K : C’est une combinaison de plusieurs styles. Tu y trouveras du classique, du jazz, du rock, de la soul, du funk. Écouter du rock progressif, c’est écouter plus que du rock. Il y a des moments où tout s’écroule, des claviers de dingue style Rhodes arrivent par-dessus le son, avec des cuivres et plein d’autres choses. Il n’y a aucune limite et c’est tout à fait ce que je veux faire dans la musique. Le rock progressif est toujours dans l’expérimentation du son, il n’y a pas vraiment de structures aux morceaux. Je dépense de grosses sommes pour des disques de ce genre. J’achète tout, et surtout ce qui vient d’Europe [rires]. Ça date des années 70, du début des années 80, c’est du rock et ça vient d’Europe ? J’achète à tous les coups.

A : J’ai interviewé Focus il y a quelques semaines et il m’a raconté que son son avait été énormément évolué sous l’influence de Dr. Dre. C’est le cas pour toi aussi ?

K : Complétement. Tous les producteurs ont été inspirés par Dre, surtout depuis qu’il a sorti l’album 2001. Le son de cet album, on l’entend toujours aujourd’hui ! Il est partout. C’est impossible de ne pas être influencé par lui, il est l’un des plus grands. Beaucoup de gens sont également inspirés par Timbaland et je dirais aussi J Dilla car il était un innovateur. Quand tu écoutes certains de ses sons, il avait une approche tellement dingue que tu t’en inspirais forcément. Je pense que Focus et Hi-Tek doivent beaucoup à Dilla. Quand tu entends des choses aussi fraiches, aussi novatrices, tu ne peux qu’être inspiré.
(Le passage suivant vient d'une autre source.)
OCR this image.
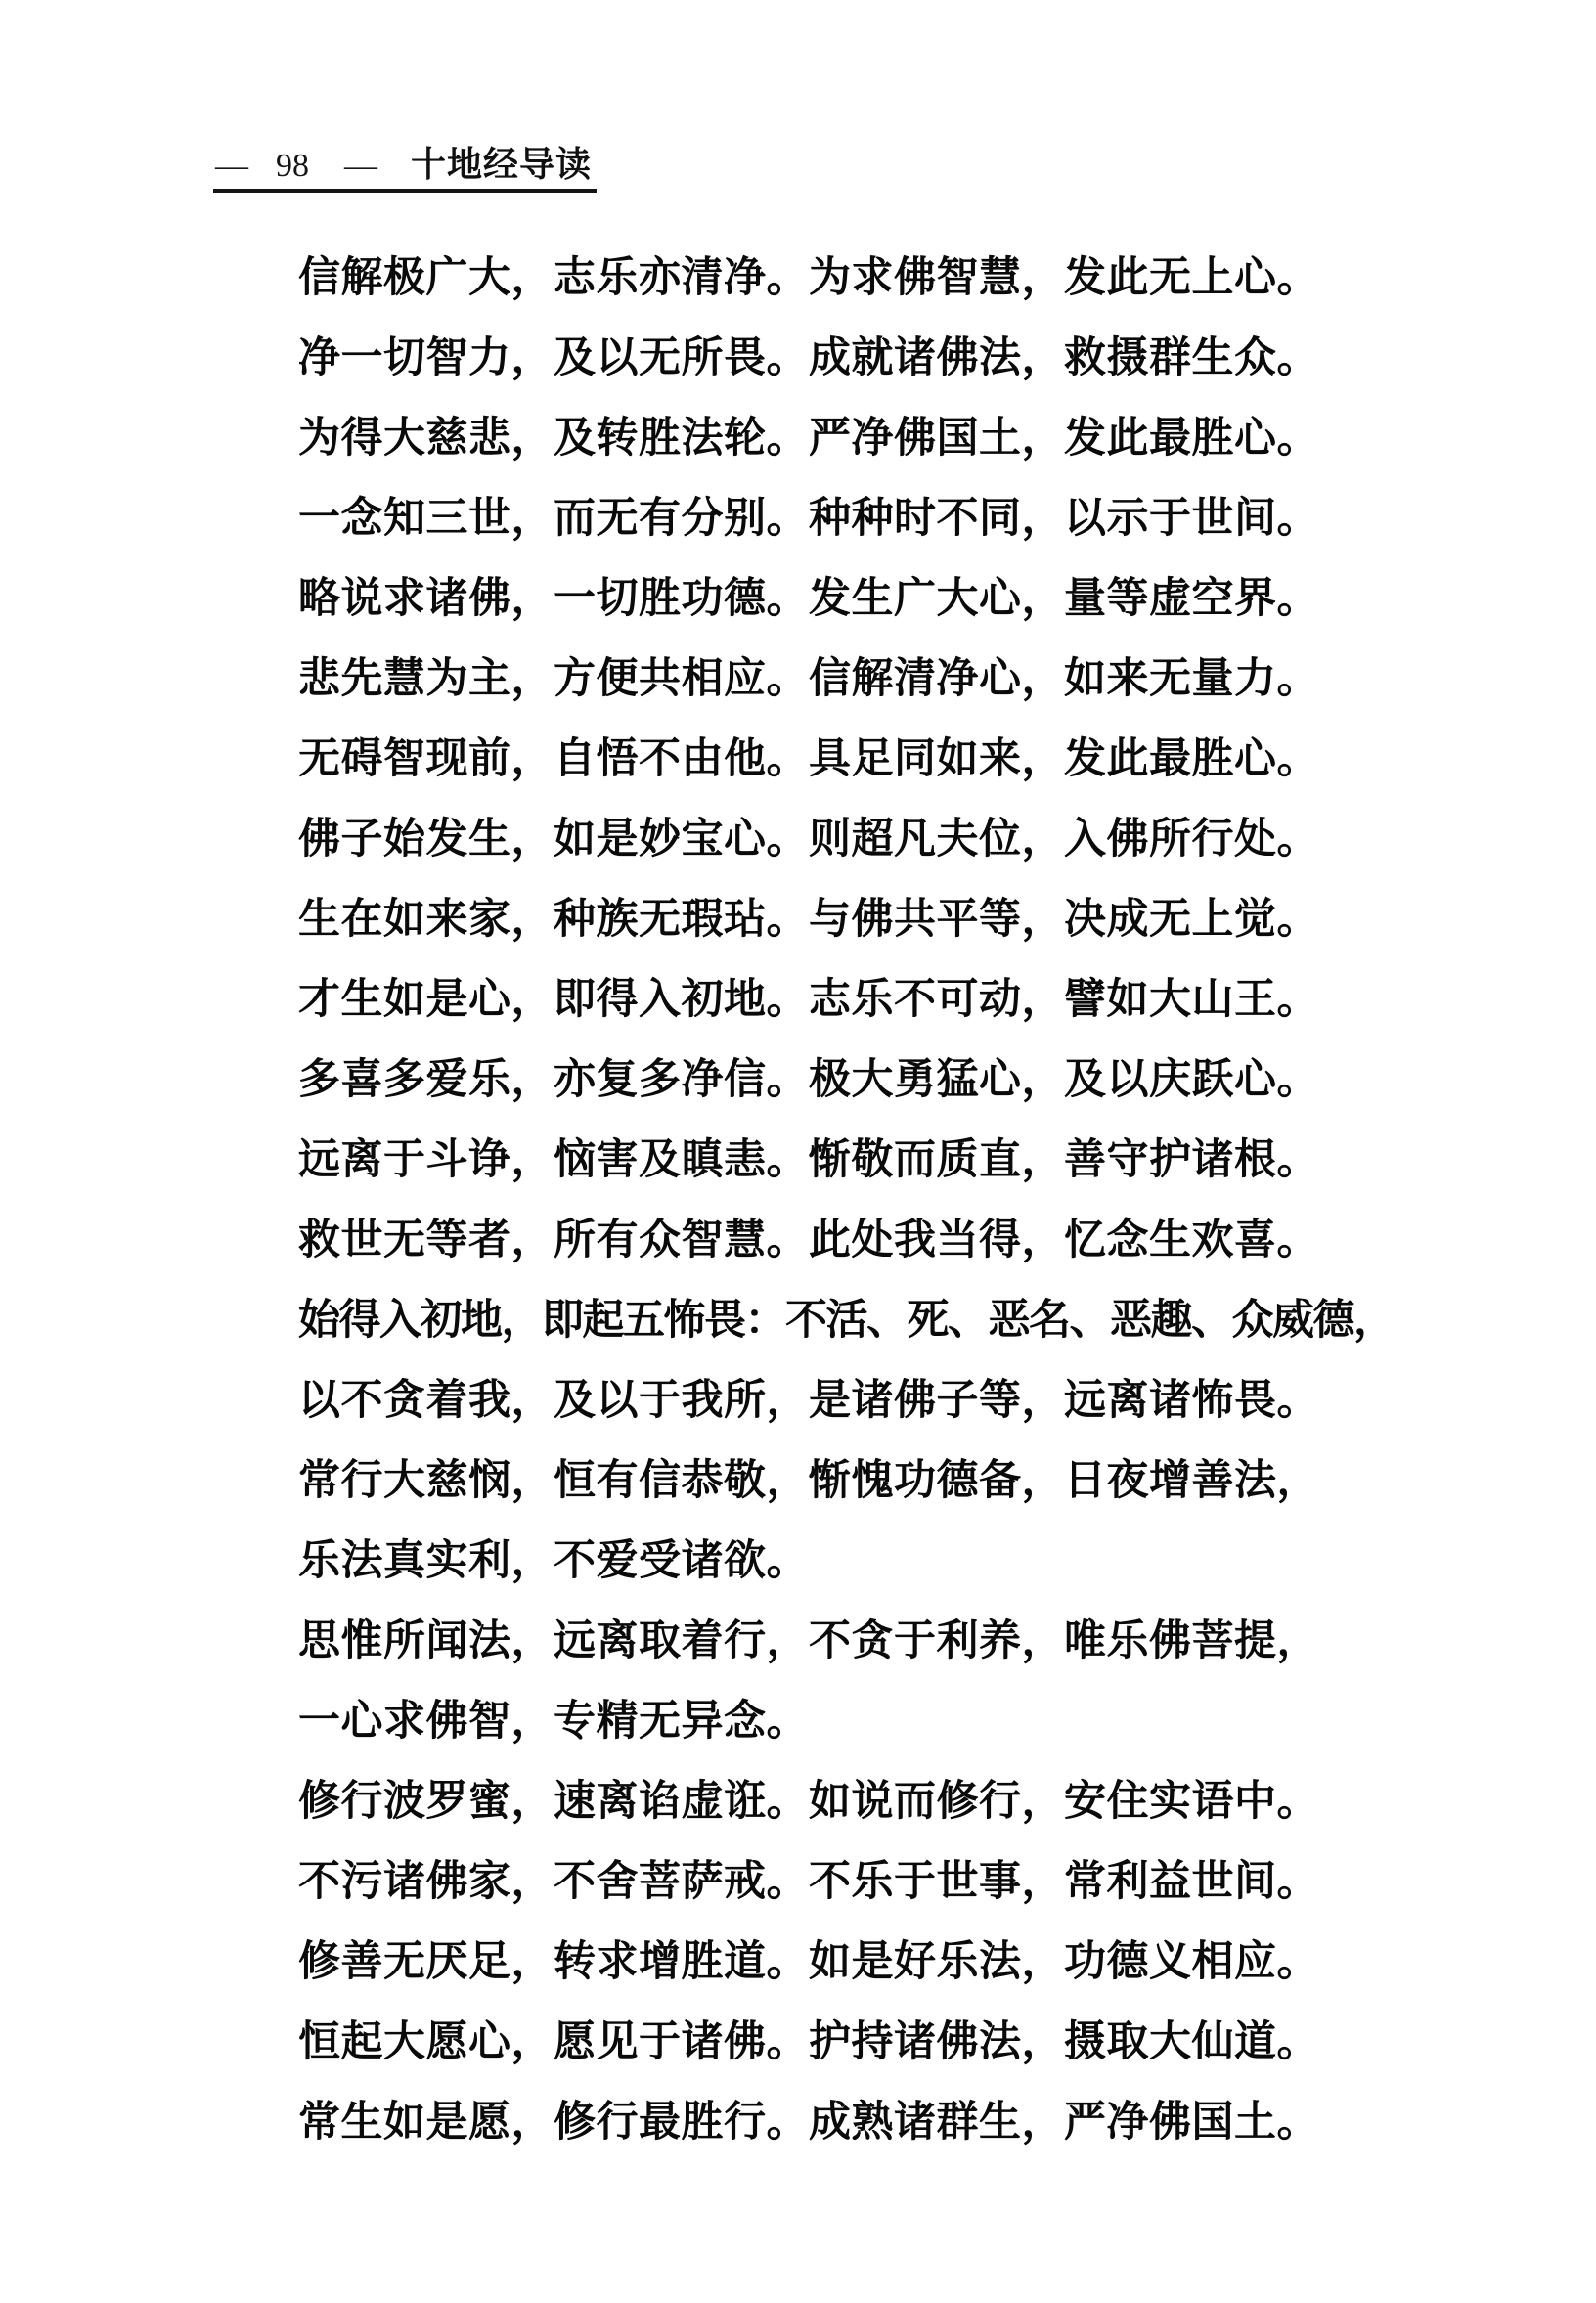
— 98 — 十地经导读
信解极广大，志乐亦清净。为求佛智慧，发此无上心。
净一切智力，及以无所畏。成就诸佛法，救摄群生众。
为得大慈悲，及转胜法轮。严净佛国土，发此最胜心。
一念知三世，而无有分别。种种时不同，以示于世间。
略说求诸佛，一切胜功德。发生广大心，量等虚空界。
悲先慧为主，方便共相应。信解清净心，如来无量力。
无碍智现前，自悟不由他。具足同如来，发此最胜心。
佛子始发生，如是妙宝心。则超凡夫位，入佛所行处。
生在如来家，种族无瑕玷。与佛共平等，决成无上觉。
才生如是心，即得入初地。志乐不可动，譬如大山王。
多喜多爱乐，亦复多净信。极大勇猛心，及以庆跃心。
远离于斗诤，恼害及瞋恚。惭敬而质直，善守护诸根。
救世无等者，所有众智慧。此处我当得，忆念生欢喜。
始得入初地，即起五怖畏：不活、死、恶名、恶趣、众威德，
以不贪着我，及以于我所，是诸佛子等，远离诸怖畏。
常行大慈悯，恒有信恭敬，惭愧功德备，日夜增善法，
乐法真实利，不爱受诸欲。
思惟所闻法，远离取着行，不贪于利养，唯乐佛菩提，
一心求佛智，专精无异念。
修行波罗蜜，速离谄虚诳。如说而修行，安住实语中。
不污诸佛家，不舍菩萨戒。不乐于世事，常利益世间。
修善无厌足，转求增胜道。如是好乐法，功德义相应。
恒起大愿心，愿见于诸佛。护持诸佛法，摄取大仙道。
常生如是愿，修行最胜行。成熟诸群生，严净佛国土。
« Tous les producteurs ont été inspirés par Dre, surtout depuis qu’il a sorti l’album 2001.  »

A : Comment décrirais-tu ton son ?

K : Je le vois comme une combinaison de la côte est et la côté ouest. J’essaie toujours d’avoir cette texture funk mais j’y ajoute ces sons west coast avec des rythmiques et des samples crades. Je n’irais pas jusqu’à dire que je suis funk parce que je ne suis pas trop dans le G-Funk, je suis plus un mélange de Pete Rock et Dr. Dre, quelque chose comme ça. La côte est et la côte ouest m’ont toutes deux inspiré alors j’essaie de les combiner, et le sud aussi puisque j’ai été à l’école là-bas pendant quatre ans. J’ai appris énormément de leur façon de faire de la musique et je tente de l’intégrer à ma musique, mais ça reste surtout un mix east coast/west coast.

A : J’ai le souvenir d’une interview d’Alchemist dans laquelle il racontait qu’il avait créé un cercle d’échanges de beats pour les producteurs. Tu confirmes ?

K : Non ce n’est pas vrai, on est tous potes, on a un respect mutuel les uns envers les autres et on a tous accompli beaucoup au point de travailler avec les plus gros artistes du monde. L’autre jour, j’étais justement avec Alchemist et Evidence, et on se disait qu’on devait essayer de tisser plus de contacts pour créer une véritable confrérie de producteurs [rires]. On se file déjà des coups de main sur certains morceaux. J’ai participé à l’album d’Evidence et tout récemment j’ai aidé Alchemist sur un morceau qu’il réalise avec Fat Joe. On vient tous de la même famille et maintenant qu’on fait chacun notre truc on se rassemble. On se croirait de nouveau en 91 dans le circuit underground, du temps où Jurassic 5 et Dilated Peoples débutaient et où l’on bossait tous ensemble. La musique, il n’y a que ça qui compte, emmener le hip-hop à un niveau supérieur et retrouver ce feeling d’avant.

A : Es-tu influencé par les autres producteurs-maison d’Aftermath comme Focus, Mr Porter, Hi-Tek ou Nottz ?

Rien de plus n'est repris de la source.